To second GuyRT's answer, I looked through the GL4.4 core spec:
glDrawElements is described as follows (emphasis mine):
This command constructs a sequence of geometric primitives by
successively transferring elements for count vertices to the GL.
In section 2.1, on can find the following statement (emphasis mine):
Commands are always processed in the order in which they are received,
[...] This means, for example, that one primitive must be drawn
completely before any subsequent one can affect the framebuffer.
One might read this as only valid for primitves rendered through different draw calls (commands), however, in 7.12.1, there is some further confirmation for the more general interpretation reading for that statement (again, my emphasis):
The relative order of invocations of the same shader type are
undefined.
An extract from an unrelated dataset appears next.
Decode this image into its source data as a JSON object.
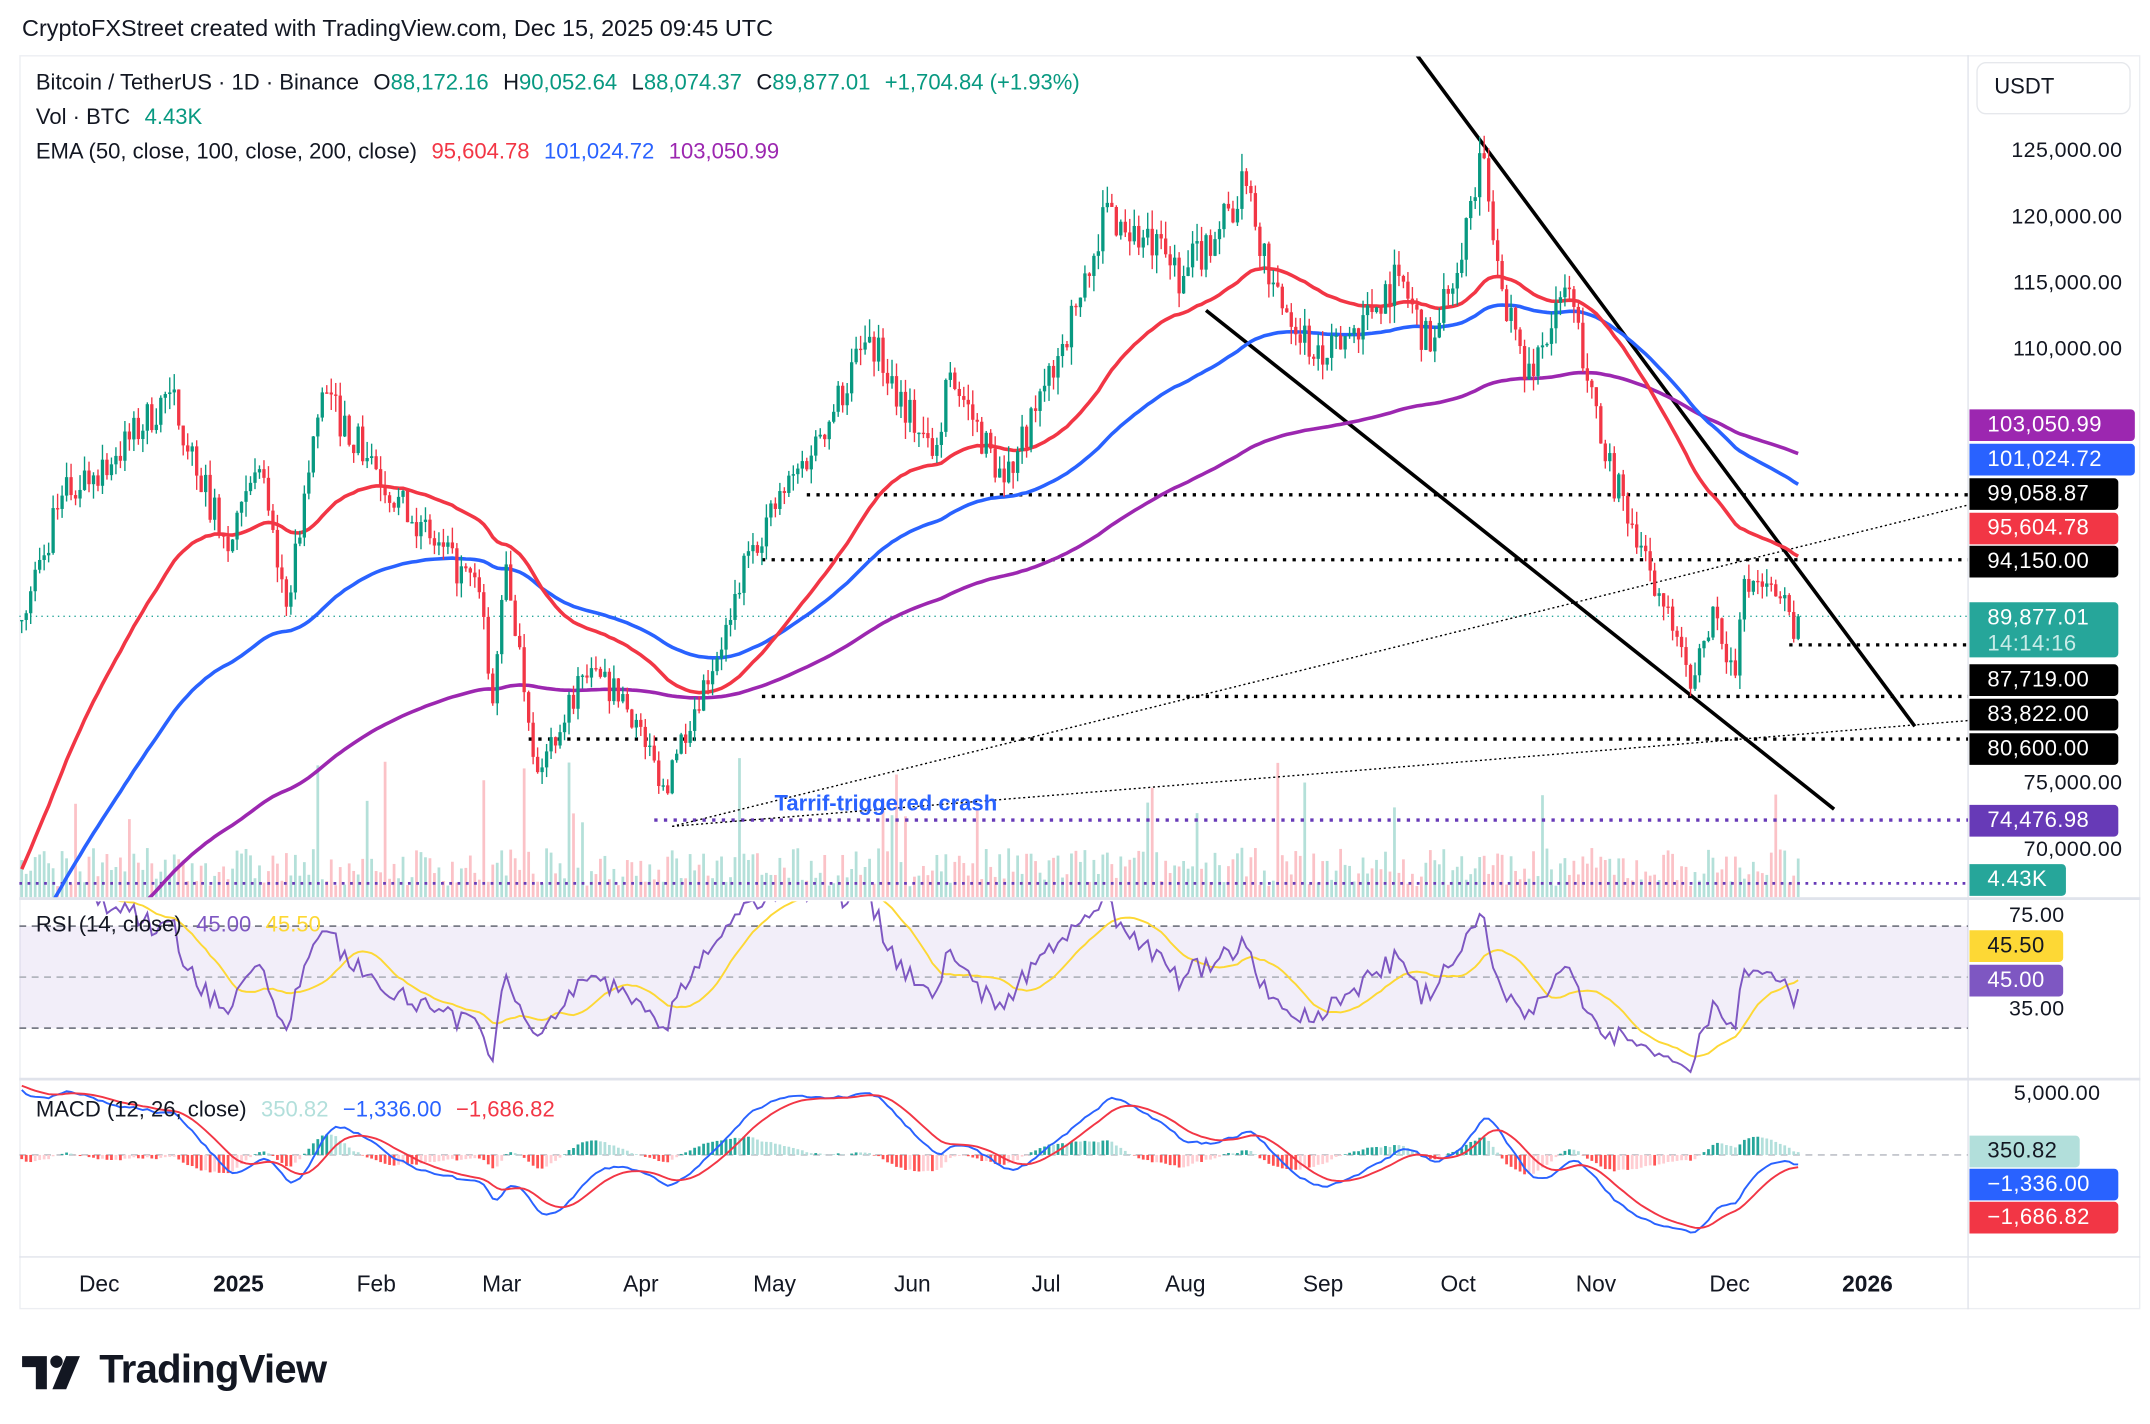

A store issued by a shader when working on primitive B
might complete prior to a store for primitive A, even if primitive A
is specified prior to primitive B. This applies even to fragment
shaders; while fragment shader outputs are written to the framebuffer
in primitive order, stores executed by fragment shader invocations are
not.
Yes, you can rely on the order being the same as specified in the index array, and that fragments will be correctly blended with the results of triangles specified earlier in the array.
I cannot find a reference for this, but my UI rendering code relies on this behaviour (and I think it is a common technique).
To my knowledge OpenGL makes no statement about the order of triangles rendered within a single draw call of any kind. It would be counterproductive of it to do so, because it would place undesirable constraints on implementations.
Consider that modern rendering hardware is almost always multi-processor, so the individual triangles from a draw call are almost certainly being rendered in parallel. If you need to render in a particular order for alpha blending purposes, you need to break up your geometry. Alternatively you could investigate the variety of order independent transparency algorithms out there.